If you are new to julia, here is average hours calculated and plotted to get you started.

using StatsPlots, Statistics

d = @chain data begin
    groupby(:year)
    @combine :Hours = mean(skipmissing(:hrs))
    @subset .!isnan.(:Hours)
end

@df d plot(:year,:Hours, legend = :none, linewidth = 2)
xlabel!("Year")
ylabel!("Average Welfare Participation")

Question 2

Now write code to

Deflate earnings by CPI (CPIU).
Calculate annual average earnings for each individual (identified by MID).
Drop individuals with fewer than 10 years of data.
Categorize individuals by whether their average earnings is below or above the median across individuals.
Plot average participation in each year for individuals in each of these two categories.

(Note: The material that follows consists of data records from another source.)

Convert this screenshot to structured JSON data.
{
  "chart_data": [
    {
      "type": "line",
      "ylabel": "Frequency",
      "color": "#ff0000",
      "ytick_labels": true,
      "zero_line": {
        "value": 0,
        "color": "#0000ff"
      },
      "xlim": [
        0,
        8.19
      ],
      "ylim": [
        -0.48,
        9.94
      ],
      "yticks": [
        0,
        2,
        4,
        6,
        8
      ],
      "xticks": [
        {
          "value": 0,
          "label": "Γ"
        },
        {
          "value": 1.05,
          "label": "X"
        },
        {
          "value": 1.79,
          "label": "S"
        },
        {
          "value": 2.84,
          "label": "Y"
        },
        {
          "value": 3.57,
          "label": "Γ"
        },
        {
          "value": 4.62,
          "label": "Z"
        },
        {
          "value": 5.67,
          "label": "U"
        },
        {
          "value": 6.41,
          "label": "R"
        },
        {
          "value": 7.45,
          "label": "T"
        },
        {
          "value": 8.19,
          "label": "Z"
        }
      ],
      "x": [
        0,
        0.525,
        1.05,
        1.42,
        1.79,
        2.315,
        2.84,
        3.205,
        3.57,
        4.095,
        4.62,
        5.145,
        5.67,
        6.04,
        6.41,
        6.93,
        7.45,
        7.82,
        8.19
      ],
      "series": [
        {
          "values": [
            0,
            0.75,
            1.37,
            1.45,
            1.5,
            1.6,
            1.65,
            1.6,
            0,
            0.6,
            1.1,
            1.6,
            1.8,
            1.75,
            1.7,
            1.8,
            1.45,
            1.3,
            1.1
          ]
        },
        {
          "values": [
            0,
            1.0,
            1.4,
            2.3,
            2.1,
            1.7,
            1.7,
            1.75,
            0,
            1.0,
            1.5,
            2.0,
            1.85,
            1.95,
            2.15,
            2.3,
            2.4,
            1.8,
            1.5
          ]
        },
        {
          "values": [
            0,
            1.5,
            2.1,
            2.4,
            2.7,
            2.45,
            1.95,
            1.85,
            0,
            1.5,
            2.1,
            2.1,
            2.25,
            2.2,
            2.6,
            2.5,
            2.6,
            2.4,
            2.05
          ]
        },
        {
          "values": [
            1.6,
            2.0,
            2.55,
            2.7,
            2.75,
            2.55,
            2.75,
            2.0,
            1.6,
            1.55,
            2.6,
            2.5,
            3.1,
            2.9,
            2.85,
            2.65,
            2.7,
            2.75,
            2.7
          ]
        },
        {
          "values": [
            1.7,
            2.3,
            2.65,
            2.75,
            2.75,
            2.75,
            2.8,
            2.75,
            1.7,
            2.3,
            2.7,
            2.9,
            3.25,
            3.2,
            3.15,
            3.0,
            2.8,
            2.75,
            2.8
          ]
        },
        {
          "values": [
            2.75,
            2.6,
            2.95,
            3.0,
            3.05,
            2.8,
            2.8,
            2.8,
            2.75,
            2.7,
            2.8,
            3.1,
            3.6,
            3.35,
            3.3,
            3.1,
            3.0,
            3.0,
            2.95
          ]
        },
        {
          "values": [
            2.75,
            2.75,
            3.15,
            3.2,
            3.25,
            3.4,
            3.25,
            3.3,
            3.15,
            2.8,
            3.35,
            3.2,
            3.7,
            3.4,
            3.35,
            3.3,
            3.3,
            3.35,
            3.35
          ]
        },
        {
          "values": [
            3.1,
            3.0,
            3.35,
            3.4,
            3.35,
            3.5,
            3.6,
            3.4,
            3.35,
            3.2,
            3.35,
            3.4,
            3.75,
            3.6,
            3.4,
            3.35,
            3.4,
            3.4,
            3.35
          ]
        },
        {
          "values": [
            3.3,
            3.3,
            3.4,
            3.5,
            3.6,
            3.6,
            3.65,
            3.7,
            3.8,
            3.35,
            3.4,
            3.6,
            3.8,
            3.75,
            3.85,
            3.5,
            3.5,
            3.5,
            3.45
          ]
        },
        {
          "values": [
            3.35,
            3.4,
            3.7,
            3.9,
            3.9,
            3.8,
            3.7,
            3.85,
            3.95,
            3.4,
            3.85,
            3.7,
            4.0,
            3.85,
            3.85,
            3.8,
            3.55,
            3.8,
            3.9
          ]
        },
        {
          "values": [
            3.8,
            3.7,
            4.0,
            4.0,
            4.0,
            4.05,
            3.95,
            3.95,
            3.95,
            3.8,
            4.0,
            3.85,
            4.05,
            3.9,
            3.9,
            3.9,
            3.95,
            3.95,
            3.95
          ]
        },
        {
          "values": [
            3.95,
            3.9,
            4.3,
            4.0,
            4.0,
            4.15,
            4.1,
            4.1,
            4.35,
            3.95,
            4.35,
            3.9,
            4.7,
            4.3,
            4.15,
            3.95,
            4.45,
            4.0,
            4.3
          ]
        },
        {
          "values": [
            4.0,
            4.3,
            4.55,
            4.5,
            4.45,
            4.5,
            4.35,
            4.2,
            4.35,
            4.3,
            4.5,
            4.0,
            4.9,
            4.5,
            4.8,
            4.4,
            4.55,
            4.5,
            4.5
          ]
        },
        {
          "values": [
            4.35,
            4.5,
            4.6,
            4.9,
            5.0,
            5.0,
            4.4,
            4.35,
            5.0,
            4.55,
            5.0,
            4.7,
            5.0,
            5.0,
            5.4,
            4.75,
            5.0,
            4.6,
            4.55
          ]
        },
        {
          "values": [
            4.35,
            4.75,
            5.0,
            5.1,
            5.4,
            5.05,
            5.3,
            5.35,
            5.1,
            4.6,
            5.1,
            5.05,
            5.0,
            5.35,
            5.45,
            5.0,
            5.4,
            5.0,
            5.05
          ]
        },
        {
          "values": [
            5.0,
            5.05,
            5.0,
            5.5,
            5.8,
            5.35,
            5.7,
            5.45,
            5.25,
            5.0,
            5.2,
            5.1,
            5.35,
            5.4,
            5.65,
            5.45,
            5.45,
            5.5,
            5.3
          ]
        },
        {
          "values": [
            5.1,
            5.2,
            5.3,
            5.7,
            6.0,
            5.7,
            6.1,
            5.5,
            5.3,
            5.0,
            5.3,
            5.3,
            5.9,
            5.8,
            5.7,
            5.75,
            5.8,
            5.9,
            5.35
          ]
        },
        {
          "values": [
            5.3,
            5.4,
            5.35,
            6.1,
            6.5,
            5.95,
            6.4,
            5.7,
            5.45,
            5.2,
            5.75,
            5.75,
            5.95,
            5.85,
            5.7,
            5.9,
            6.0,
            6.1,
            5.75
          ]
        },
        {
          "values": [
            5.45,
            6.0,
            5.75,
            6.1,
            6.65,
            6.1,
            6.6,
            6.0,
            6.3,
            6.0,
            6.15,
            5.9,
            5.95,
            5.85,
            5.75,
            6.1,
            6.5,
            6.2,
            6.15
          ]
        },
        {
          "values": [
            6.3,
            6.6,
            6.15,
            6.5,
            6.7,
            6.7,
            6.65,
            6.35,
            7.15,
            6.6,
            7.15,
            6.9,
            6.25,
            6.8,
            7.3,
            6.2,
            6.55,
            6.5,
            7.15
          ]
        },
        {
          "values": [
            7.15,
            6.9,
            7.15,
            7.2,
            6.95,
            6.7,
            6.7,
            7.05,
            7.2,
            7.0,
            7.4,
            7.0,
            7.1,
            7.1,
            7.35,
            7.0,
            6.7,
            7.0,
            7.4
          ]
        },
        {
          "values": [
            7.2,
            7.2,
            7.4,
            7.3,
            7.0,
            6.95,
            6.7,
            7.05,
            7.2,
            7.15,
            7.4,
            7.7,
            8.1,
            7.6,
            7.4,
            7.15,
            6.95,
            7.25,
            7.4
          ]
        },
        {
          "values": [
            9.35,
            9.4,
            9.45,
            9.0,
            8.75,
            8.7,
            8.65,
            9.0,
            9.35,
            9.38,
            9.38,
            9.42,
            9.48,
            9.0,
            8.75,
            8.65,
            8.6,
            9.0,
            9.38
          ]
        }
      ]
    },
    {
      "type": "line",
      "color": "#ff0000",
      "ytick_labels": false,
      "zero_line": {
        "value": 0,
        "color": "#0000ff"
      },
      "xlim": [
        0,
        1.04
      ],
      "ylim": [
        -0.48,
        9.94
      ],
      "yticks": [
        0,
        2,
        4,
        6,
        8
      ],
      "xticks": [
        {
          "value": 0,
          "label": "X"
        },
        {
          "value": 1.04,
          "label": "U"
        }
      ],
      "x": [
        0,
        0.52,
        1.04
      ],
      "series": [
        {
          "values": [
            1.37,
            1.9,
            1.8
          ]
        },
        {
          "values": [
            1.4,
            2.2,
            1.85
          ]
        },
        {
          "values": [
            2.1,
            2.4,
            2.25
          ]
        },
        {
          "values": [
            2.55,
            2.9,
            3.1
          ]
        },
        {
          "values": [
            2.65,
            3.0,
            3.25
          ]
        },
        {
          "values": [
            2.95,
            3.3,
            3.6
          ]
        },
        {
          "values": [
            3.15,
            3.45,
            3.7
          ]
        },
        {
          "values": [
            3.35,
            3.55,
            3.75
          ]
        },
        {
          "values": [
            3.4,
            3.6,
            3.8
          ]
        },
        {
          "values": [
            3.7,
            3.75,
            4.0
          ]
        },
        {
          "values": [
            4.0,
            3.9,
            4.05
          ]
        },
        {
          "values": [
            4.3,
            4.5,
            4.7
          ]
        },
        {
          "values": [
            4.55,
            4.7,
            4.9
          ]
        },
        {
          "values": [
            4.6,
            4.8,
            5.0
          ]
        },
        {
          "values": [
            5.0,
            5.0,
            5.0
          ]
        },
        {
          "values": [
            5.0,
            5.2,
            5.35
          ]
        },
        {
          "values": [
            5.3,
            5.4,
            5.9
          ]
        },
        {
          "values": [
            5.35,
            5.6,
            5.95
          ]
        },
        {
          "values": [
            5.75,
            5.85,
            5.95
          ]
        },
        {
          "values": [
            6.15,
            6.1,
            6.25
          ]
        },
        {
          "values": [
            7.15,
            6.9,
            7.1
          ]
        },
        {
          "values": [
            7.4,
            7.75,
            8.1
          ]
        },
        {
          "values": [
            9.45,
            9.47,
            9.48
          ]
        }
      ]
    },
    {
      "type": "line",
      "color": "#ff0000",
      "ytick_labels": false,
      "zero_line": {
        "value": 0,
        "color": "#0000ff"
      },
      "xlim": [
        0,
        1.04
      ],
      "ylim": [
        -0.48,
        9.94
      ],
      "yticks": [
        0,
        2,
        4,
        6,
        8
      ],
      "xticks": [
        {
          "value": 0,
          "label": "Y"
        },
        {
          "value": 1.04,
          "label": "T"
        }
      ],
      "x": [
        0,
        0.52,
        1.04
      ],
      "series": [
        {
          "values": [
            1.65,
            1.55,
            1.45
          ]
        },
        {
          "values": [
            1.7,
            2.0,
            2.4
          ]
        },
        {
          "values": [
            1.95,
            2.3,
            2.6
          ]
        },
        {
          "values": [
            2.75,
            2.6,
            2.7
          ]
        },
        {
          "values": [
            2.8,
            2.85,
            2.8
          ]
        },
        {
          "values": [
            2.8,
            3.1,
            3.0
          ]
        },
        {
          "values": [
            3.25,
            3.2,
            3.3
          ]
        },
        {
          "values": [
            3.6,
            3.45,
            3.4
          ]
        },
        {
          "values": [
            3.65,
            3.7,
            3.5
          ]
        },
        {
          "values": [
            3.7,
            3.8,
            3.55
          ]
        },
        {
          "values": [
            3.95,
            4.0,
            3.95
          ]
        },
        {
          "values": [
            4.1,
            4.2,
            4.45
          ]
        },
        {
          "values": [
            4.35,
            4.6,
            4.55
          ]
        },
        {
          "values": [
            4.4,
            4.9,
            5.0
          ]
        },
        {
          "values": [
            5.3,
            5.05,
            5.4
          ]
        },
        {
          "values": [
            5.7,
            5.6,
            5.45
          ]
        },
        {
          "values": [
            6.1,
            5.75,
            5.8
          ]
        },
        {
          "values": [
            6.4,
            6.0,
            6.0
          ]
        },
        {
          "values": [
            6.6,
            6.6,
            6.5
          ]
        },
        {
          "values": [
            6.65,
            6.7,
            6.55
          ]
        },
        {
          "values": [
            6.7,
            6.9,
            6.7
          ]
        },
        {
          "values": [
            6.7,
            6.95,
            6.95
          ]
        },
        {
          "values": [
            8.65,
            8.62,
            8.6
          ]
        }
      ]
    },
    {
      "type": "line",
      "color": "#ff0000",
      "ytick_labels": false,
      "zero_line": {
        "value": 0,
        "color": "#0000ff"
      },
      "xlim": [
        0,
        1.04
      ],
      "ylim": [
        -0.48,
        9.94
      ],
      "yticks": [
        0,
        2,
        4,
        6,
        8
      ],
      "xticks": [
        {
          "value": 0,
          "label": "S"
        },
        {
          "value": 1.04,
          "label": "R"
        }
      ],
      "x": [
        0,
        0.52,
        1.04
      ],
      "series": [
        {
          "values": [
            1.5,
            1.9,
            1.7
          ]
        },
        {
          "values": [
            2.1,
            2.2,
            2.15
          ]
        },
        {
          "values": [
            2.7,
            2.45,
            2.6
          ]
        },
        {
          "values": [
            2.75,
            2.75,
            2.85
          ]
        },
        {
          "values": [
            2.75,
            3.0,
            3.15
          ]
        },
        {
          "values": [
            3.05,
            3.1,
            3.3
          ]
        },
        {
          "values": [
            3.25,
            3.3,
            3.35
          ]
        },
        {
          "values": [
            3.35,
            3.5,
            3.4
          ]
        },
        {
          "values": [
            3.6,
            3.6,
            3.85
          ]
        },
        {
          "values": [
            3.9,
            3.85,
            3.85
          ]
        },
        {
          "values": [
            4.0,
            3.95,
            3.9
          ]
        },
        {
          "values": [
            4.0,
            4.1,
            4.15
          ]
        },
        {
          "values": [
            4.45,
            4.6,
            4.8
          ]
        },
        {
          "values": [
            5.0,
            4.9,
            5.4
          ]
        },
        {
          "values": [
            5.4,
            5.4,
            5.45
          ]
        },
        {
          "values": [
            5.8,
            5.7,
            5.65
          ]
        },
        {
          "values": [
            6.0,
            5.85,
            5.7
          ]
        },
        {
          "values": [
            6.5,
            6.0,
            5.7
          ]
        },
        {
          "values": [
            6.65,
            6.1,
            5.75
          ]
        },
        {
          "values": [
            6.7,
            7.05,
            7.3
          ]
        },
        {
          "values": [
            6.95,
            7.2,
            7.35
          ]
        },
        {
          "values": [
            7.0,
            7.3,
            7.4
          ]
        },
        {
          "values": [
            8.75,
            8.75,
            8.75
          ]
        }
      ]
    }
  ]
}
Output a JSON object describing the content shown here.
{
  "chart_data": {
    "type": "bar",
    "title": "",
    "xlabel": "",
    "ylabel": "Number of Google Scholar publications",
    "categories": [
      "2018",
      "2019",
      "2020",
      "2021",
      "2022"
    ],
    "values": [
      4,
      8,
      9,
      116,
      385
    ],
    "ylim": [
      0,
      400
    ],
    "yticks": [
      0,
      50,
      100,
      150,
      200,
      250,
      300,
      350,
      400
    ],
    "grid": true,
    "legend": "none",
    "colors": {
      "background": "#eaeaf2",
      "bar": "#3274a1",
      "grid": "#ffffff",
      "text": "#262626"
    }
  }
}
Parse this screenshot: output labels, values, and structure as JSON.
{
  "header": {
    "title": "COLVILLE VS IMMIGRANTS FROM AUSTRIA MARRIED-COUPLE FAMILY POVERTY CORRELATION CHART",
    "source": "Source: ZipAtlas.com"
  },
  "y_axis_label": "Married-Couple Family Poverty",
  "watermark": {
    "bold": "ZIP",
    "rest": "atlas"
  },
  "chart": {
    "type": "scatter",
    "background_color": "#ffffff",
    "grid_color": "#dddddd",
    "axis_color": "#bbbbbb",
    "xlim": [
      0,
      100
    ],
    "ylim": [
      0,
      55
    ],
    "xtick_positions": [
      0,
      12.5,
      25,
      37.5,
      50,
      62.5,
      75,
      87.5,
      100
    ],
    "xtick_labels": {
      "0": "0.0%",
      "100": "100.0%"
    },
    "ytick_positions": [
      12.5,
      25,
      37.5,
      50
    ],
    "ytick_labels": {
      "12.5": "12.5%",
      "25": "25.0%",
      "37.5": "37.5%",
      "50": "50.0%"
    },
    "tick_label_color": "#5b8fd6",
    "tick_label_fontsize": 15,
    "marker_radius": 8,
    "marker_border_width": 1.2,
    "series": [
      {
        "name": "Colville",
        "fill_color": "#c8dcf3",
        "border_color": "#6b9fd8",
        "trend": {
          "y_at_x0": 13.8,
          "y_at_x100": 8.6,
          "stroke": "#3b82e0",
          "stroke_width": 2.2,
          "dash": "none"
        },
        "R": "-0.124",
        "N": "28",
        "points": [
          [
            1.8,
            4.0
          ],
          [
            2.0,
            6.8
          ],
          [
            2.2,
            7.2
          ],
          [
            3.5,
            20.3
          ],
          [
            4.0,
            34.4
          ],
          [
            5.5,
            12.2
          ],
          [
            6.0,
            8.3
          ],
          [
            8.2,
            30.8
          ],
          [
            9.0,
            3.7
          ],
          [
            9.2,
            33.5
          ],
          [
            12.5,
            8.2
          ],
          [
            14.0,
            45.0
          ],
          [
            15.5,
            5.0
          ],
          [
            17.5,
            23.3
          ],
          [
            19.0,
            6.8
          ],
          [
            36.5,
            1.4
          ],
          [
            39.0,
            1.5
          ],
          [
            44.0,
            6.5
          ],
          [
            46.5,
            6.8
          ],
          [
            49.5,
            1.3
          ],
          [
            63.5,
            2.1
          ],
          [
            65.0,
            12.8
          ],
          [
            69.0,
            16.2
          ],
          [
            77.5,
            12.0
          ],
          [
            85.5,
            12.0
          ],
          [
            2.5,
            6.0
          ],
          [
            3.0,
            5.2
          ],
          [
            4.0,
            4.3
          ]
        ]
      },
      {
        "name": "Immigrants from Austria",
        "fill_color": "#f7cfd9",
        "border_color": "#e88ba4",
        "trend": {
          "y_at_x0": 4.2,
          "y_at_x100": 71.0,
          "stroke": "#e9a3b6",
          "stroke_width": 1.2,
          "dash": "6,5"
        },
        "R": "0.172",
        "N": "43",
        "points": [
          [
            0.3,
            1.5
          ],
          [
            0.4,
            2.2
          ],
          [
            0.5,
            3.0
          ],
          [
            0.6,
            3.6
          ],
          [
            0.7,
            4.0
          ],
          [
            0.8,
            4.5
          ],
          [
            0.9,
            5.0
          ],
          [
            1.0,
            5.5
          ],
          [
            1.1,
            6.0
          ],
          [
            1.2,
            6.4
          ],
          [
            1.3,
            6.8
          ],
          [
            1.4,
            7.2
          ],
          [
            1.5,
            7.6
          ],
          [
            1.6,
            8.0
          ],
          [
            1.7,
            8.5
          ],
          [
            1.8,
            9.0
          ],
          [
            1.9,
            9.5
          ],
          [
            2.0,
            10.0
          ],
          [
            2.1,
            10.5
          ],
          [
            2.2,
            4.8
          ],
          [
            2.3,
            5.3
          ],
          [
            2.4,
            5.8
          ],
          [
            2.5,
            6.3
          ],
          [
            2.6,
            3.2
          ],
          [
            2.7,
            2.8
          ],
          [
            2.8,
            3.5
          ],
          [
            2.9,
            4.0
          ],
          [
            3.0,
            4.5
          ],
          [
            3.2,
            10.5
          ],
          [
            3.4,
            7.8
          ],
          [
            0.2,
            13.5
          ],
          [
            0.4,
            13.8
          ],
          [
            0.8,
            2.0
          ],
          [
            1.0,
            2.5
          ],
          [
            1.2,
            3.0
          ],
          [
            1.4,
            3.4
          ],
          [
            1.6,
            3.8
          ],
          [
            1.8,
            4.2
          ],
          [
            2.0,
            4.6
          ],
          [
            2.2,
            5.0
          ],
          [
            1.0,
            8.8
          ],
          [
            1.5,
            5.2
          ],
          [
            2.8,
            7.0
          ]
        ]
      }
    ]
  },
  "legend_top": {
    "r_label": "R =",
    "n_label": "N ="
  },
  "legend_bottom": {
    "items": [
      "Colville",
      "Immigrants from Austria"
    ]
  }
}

Do you think this pattern is likely to be generated by a model without persistent unobserved heterogeneity? No strictly correct answer here, just curious to read what you think.

In case it helps, here is code for the first three steps. You could edit this to add additional operations to the chain or work with d directly.

d = @chain data begin
    @transform :earn = :earn ./ :CPIU
    groupby(:MID)
    @combine :T = sum(.!ismissing.(:earn)) :earn = mean(skipmissing(:earn)) 
    @subset :T .>= 10
end

1089×3 DataFrame

1064 rows omitted

Row	MID	T	earn
	Int64	Int64	Float64
1	4031	10	40.0
2	4179	16	6089.12
3	7030	11	4500.53
4	41007	12	16147.7
5	41008	11	0.0
6	45030	11	14374.3
7	45031	11	17693.5
8	47031	11	15946.7
9	84005	18	30769.6
10	105030	14	4633.61
11	106173	13	17714.4
12	122173	13	56275.2
13	126003	19	6705.08
⋮	⋮	⋮	⋮
1078	6843006	19	1805.93
1079	6843173	19	5005.44
1080	6845005	19	19795.4
1081	6849005	19	2450.55
1082	6849188	15	23259.0
1083	6853003	19	4856.42
1084	6862005	11	18899.4
1085	6862008	19	26634.8
1086	6864002	19	8695.92
1087	6864003	18	13627.5
1088	6867013	13	389.097
1089	6872171	17	3294.07

Question 3

This question is to familiarize you with the module Tranfers.jl which will enable you to calculate post-tax and transfer income for individuals given their earnings, non-labor income, state, year, and family size. The function budget in this module takes the arguments:

E: monthly earnings (either real or nominal)
N: monthly non-labor income (real or nominal)
SOI: the SOI code for state of residence
year: calendar year
num_kids: the number of children
cpi: set to 1. if E and N are nominal
p: equal to 0 if no programs, 1 if food stamps, 2 if food stamps + welfare.

For example the function call:

Transfers.budget(500.,0.,23,2000,2,1.,2)

calculates net income for a mother in Michigan (SOI code 23) with 2 kids, nominal labor income of $500 a month in the year 2000, and no non-labor income.

include("../children-cash-transfers/src/Transfers.jl")

Transfers.budget(500.,0.,23,2000,2,1.,2)

978.5408333333334

Create a graph that represents total net transfers for a single mother with two kids in the years 1990 and 2000 and in the states of Mississippi and New York. Depict these transfers as a function of earnings between the values of 0 and $1,000 a month (nominal). You can assume that all households are receiving both food stamps and welfare.

What do you make of the differences in these transfers across states and over time?